Женька сердито шлепнула Монрея по спине.
— Не вздумай только хитрить, как твой папочка!
Эдмон засмеялся, но ничего не пообещал. Найдя необходимый ему павильон, он сразу стал серьезней и углубился в его изучение. Первые несколько минут Женька кое-как его в этом поддерживала, но, продолжая думать о Кристофе Лароше, отвечала невпопад, смотрела мимо рекламных щитов и не слышала, о чем ее спрашивают. Эдмон сначала хмурился и молчал, а потом вздохнул и разрешил ей уехать к Монсо.
— Я подъеду позже и заберу тебя, — пообещал он.
Девушка мгновенно просияла, поцеловала его и побежала к машине. Робер домчал ее до съемочного павильона за двадцать минут.
Монсо снова нервничал, но не из-за нее. Что-то не ладилось у актрисы, играющей возлюбленную Сен-Мара. Она плакала, режиссер кричал, а вся группа ждала, когда оба закончат.
Женька тотчас нашла взглядом Кристофа. Он сидел за камерой, был слегка небрит, неброско одет и пил воду из бутылки.
— Что скажешь, Кристоф? — спросил его Монсо.
— Тоска, — сказал Ларош, кашлянул и, плеснув воду в ладонь, умыл лицо.
— Вы слышали, милочка? — крикнул Монсо на актрису. — Идите и подумайте еще раз! Давайте сцену с Вирджини! Эта русская фехтовальщица приехала?.. А, вы уже здесь, мадемуазель? Подойдите!

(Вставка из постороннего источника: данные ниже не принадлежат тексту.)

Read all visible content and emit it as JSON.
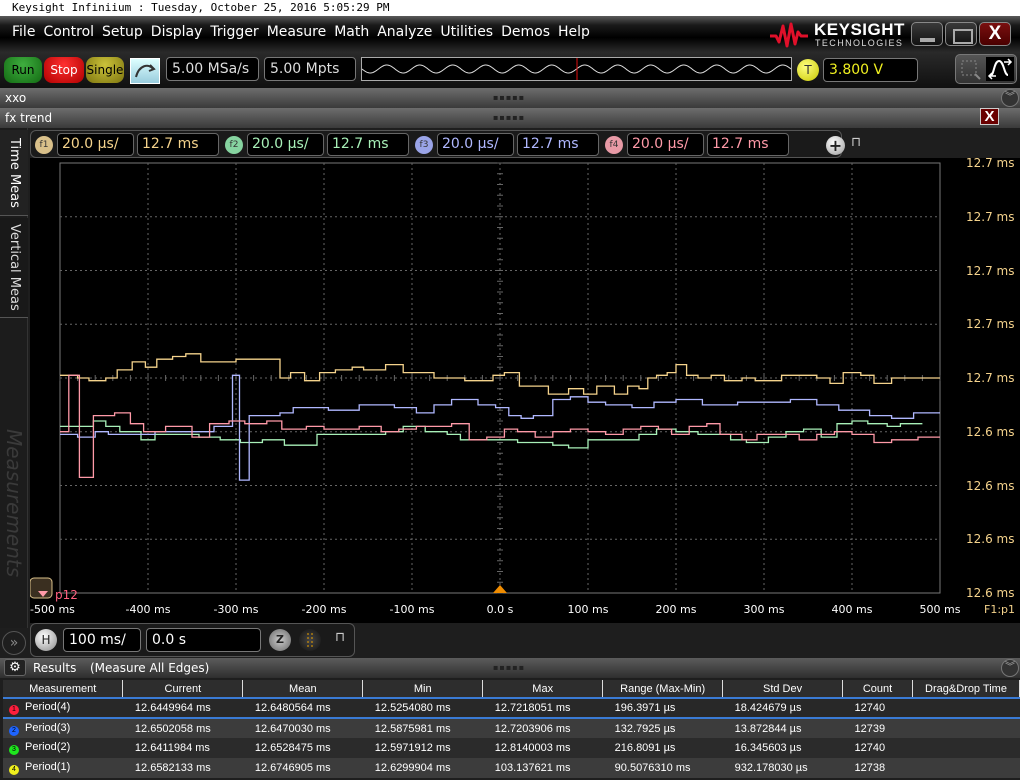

Женька слегка оробела, и, как оказалось, не зря. Эпизод, который с подачи Лепа вернули в картину, пошел тяжело, и дело было даже не в операторе, взгляд которого, как и взгляд королевского мушкетера, пугал своей прозорливостью, дело было в другом. Сначала все показалось фехтовальщице простым.
— Вас зовут Вирджини, — объяснял ей Монсо. — Вы подруга де Лафане, с которым накануне поссорился Сен-Мар. У вас свидание, вы лежите в постели. Не делайте такого лица — на вас будут панталоны и корсет. Далее врывается Сен-Мар, завязывается драка, и он убивает де Лафане. Вы хватаете его шпагу и сами деретесь с Сен-Маром. Он выбивает у вас шпагу. Ясно?